Ovarian cancer (OC) remains the most lethal gynecological malignancy, largely due to its late-stage diagnosis and nonspecific early symptoms. Advances in biomarker identification and machine learning offer promising avenues for improving early detection and prognosis. This review evaluates the role of biomarker-driven ML models in enhancing the early detection, risk stratification, and treatment planning of OC.
We analyzed literature spanning clinical, biomarker, and ML studies, emphasizing key diagnostic and prognostic biomarkers (e.g., CA-125, HE4) and ML techniques (e.g., Random Forest, XGBoost, Neural Networks). The review synthesizes findings from 17 investigations that integrate multi-modal data, including tumor markers, inflammatory, metabolic, and hematologic parameters, to assess ML model performance.

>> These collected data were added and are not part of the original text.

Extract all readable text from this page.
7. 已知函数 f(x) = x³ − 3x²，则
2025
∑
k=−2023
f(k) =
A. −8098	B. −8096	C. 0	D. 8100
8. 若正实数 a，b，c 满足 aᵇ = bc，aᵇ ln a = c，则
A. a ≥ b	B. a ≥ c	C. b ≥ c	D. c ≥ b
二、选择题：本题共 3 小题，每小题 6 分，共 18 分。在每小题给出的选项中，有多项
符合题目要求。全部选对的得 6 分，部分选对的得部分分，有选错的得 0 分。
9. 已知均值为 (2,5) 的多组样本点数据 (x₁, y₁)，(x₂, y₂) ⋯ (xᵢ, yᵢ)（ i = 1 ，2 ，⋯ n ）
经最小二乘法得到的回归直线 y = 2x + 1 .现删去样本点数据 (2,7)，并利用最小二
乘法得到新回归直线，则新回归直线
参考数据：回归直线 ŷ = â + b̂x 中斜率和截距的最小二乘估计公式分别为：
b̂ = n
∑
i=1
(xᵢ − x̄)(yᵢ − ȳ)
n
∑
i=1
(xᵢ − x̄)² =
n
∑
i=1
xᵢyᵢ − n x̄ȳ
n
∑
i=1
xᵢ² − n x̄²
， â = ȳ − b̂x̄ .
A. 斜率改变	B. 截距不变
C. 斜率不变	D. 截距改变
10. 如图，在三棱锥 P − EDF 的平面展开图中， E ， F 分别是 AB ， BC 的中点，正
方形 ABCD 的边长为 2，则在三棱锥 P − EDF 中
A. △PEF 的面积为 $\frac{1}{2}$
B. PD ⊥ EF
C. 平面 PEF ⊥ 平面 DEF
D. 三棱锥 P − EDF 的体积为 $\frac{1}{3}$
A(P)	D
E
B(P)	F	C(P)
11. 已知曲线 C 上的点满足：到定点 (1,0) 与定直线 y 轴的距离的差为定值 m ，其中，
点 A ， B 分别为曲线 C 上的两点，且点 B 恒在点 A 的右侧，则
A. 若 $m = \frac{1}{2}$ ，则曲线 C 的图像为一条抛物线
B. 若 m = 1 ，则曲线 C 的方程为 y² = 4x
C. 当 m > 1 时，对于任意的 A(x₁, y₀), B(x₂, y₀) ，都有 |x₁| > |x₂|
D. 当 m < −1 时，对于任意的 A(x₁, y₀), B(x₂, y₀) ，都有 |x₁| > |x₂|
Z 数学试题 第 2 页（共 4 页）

Biomarker-driven ML models significantly outperform traditional statistical methods, achieving AUC values exceeding 0.90 in diagnosing OC and distinguishing malignant from benign tumors. Ensemble methods (e.g., Random Forest, XGBoost) and deep learning approaches (e.g., RNNs) excel in classification accuracy (up to 99.82%), survival prediction (AUC up to 0.866), and treatment response forecasting. Combining CA-125 and HE4 with additional markers like CRP and NLR enhances specificity and sensitivity. However, limitations such as small sample sizes, lack of external validation, and exclusion of imaging/genomic data hinder clinical adoption.
Biomarker-driven ML represents a transformative approach for OC management, improving diagnostic precision and personalized care. Future research should prioritize multi-center validation, multi-omics integration, and explainable AI to overcome current challenges and enable real-world implementation, potentially reducing OC mortality through earlier detection and optimized treatment.